Yes, you can stop taking Cevimeline suddenly without experiencing dangerous withdrawal symptoms, as it is not a habit-forming medication. However, because Cevimeline only provides temporary relief of dry mouth symptoms, stopping it will cause your xerostomia to return quickly, often within a day. This can lead to immediate discomfort and an increased risk of oral health problems like cavities or infections. It is always best to talk to your doctor before stopping any prescribed medication. They can help you decide if a different treatment or a different dosage might be more appropriate for your needs. Never stop a medication because of side effects without seeking medical advice first.

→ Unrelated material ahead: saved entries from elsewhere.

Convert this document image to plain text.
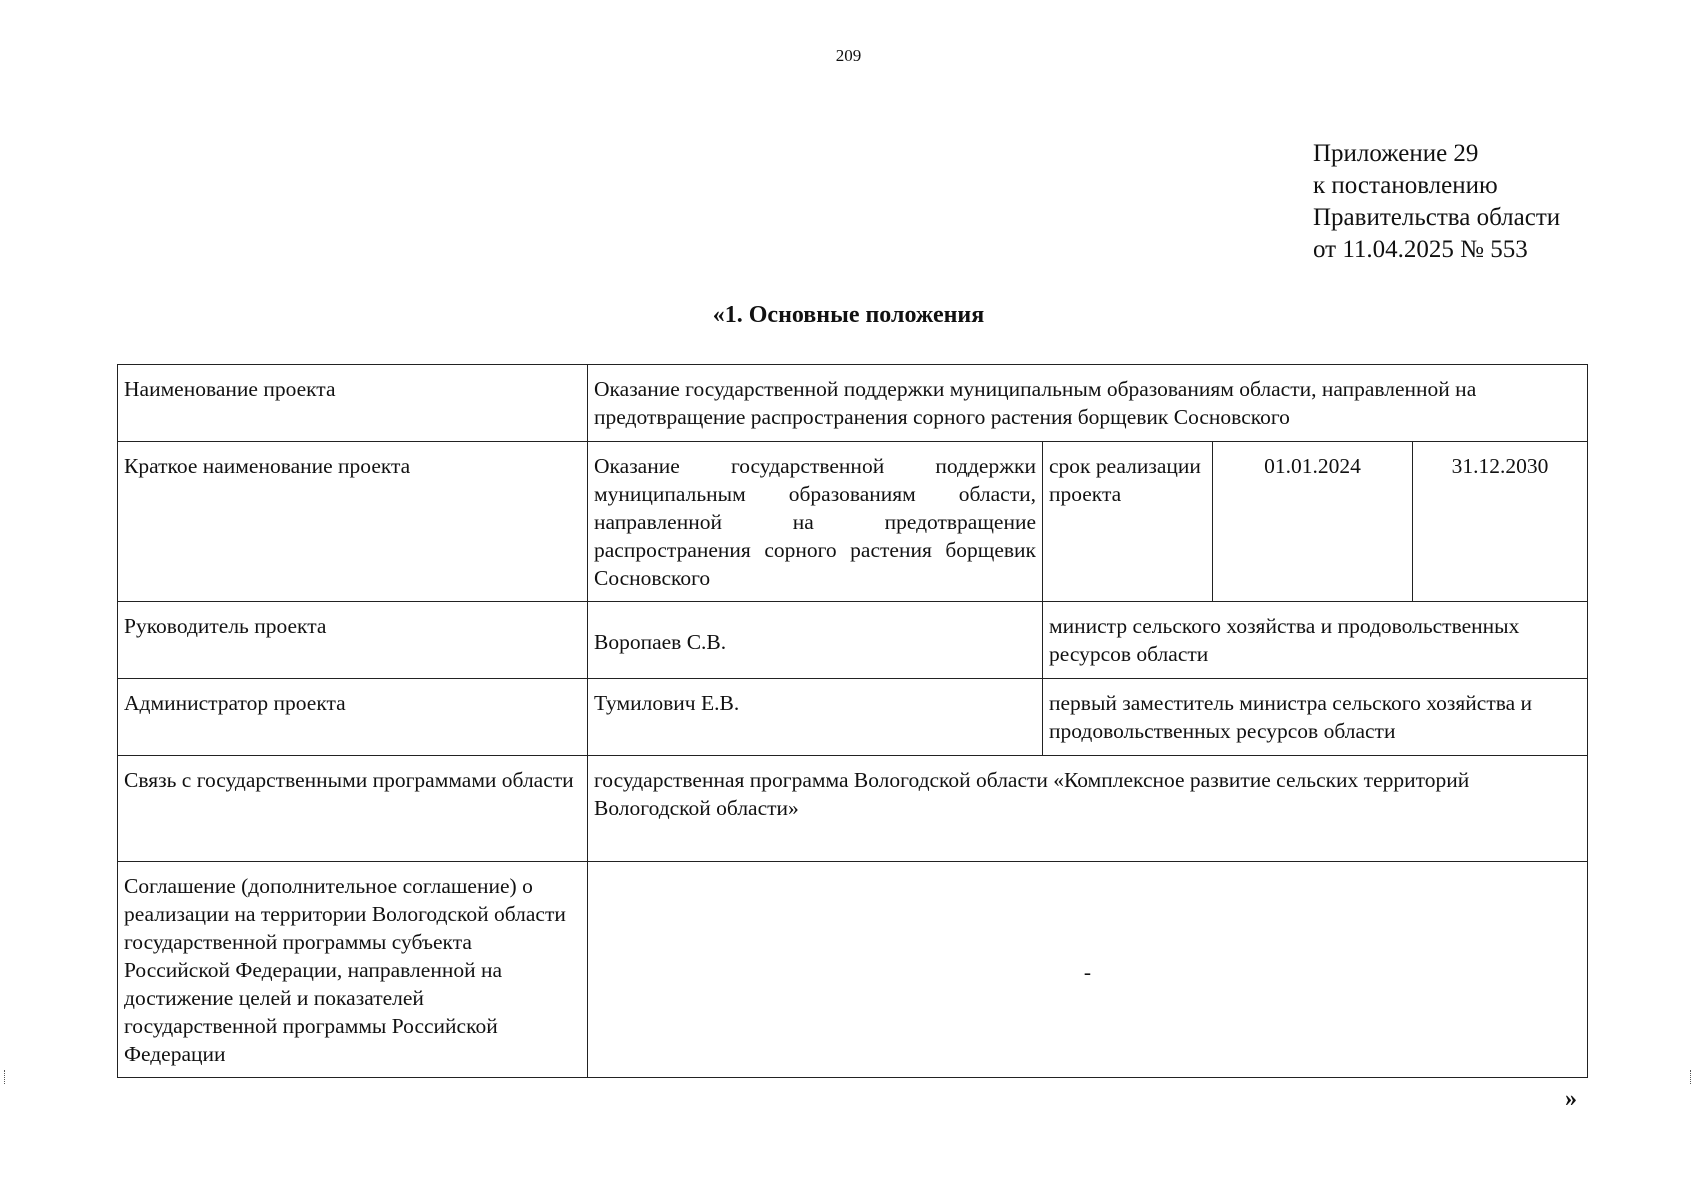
209
Приложение 29
к постановлению
Правительства области
от 11.04.2025 № 553
«1. Основные положения
Наименование проекта	Оказание государственной поддержки муниципальным образованиям области, направленной на предотвращение распространения сорного растения борщевик Сосновского			
Краткое наименование проекта	Оказание государственной поддержки муниципальным образованиям области, направленной на предотвращение распространения сорного растения борщевик Сосновского	срок реализации проекта	01.01.2024	31.12.2030
Руководитель проекта	Воропаев С.В.	министр сельского хозяйства и продовольственных ресурсов области		
Администратор проекта	Тумилович Е.В.	первый заместитель министра сельского хозяйства и продовольственных ресурсов области		
Связь с государственными программами области	государственная программа Вологодской области «Комплексное развитие сельских территорий Вологодской области»			
Соглашение (дополнительное соглашение) о реализации на территории Вологодской области государственной программы субъекта Российской Федерации, направленной на достижение целей и показателей государственной программы Российской Федерации	-			
»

If you miss a dose of Cevimeline, you should take it as soon as you remember. However, if it is almost time for your next scheduled dose, you should skip the missed dose and simply take the next one at the regular time. Never take two doses at once to 'catch up,' as this significantly increases the risk of side effects like severe sweating, nausea, and abdominal cramps. Maintaining a consistent schedule is the best way to ensure your dry mouth symptoms are managed effectively throughout the day. Using a pillbox or a phone reminder can be helpful for medications that require three-times-daily dosing. If you frequently miss doses, discuss this with your healthcare provider.
Weight gain is not a commonly reported side effect of Cevimeline in clinical trials. The medication primarily affects glandular secretions and smooth muscle activity rather than metabolism or appetite. However, some patients might find that because their dry mouth is improved, they are able to eat more comfortably and may consume more calories as a result. Conversely, some patients might experience weight loss if they suffer from persistent nausea or diarrhea while taking the drug. If you notice significant or unexplained changes in your weight while taking Cevimeline, you should discuss this with your doctor. They can help determine if the change is related to the medication or another underlying health issue.
Cevimeline can interact with several types of medications, so a full review of your current drug list is essential. It should not be taken with other cholinergic drugs or certain heart medications like beta-blockers, as this can cause dangerous changes in heart rate. Additionally, medications with 'anticholinergic' effects (like many antidepressants, antihistamines, and over-the-counter sleep aids) can cancel out the benefits of Cevimeline. Drugs that affect liver enzymes, specifically CYP2D6 and CYP3A4, can also change how your body processes Cevimeline. Always provide your doctor and pharmacist with a complete list of all prescriptions, supplements, and herbal remedies you are using. This allows them to check for potential interactions before you start treatment.
Yes, Cevimeline is available as a generic medication in the form of 30 mg capsules. The brand name version is known as Evoxac. Generic versions are required by the FDA to have the same active ingredient, strength, dosage form, and route of administration as the brand-name drug. They must also prove 'bioequivalence,' meaning they work the same way in the body. Choosing the generic version can often significantly reduce the out-of-pocket cost for patients. If you have questions about whether the generic is right for you, or if your insurance covers it, speak with your pharmacist or healthcare provider. Most pharmacies stock the generic version due to its wider affordability.